Cyndi’s Two Cents
Shop local for greatest return on investment
Our garden tiller broke down at the end of May. We took it to the shop where we purchased it nearly twenty years ago to have it repaired. Unfortunately, between the estimated cost of parts and cost of labor, the man at the hardware store told us it would cost more to repair than to replace. We trust him. We have purchased chain saws, tillers, and string trimmers from him for 2 decades. Unfortunately, the tillers he ordered from the manufacturer months ago have not arrived. He was told he will get them, but he has no idea when.
We prefer to purchase a tiller from that local hardware store that we have supported and where service has always been great. But we have big gardens and need a tiller now. The “mini” garden tiller we have just will not handle the big jobs. So, we have no other choice than to shop around. Our preference is to buy from a locally owned “mom and pop” shop, so we made a few visits and calls. It is, understandably, not the best time to tiller shop, as most people who are going to buy new ones do so in early spring. But we have learned that timing has little to do with our dilemma of not being able to find the tiller we want to buy.
The owner of one local shop explained to Jim (my husband) that a representative from the manufacturer told him that any business selling less than $100,000 worth of garden tillers from that company would not be able to order a single tiller the following year.
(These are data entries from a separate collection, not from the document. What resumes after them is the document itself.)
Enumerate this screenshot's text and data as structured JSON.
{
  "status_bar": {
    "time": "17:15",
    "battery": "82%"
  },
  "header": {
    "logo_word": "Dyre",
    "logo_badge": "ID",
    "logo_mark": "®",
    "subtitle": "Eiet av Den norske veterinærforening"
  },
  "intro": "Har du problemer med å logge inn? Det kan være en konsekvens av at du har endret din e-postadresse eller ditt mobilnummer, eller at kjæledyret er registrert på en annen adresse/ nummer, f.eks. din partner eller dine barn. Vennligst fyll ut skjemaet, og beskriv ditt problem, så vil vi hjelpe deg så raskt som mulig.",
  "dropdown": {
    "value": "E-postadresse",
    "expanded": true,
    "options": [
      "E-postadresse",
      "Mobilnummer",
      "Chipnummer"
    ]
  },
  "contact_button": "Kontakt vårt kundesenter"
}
I do understand business. I understand return on investment, profit and loss, and of course margin. I also understand that as consumers, we have choices.
I know of few big box stores you can call and have someone answer who will recognize your voice or at least your name, know the piece of equipment they sold you, and trouble shoot with you over the phone when you have a problem. We will never again purchase a freezer, refrigerator, stove, washer, or dryer from a big box store. Sure, the sticker price was significantly lower at the megastores, but the cost significantly greater when you consider the lack of support after the initial purchase.
That local hardware store where we have done so much business over the years sponsors local youth and adult sports teams and activities, sponsors local FFA Chapters, and purchases a barrow or a steer or a pen of chickens at the county 4-H fair. The owner, his wife and their long-time employees support other local businesses. I see their ad in the local newspaper, hear their commercial on the local radio station and see them at the grocery store, restaurants, and other businesses.
Our behavior, not our preference, may be the most important economic driver for local business. A local business lives or dies through community support. Without local businesses, our schools and our communities suffer. For us, return on investment is much greater when we shop local.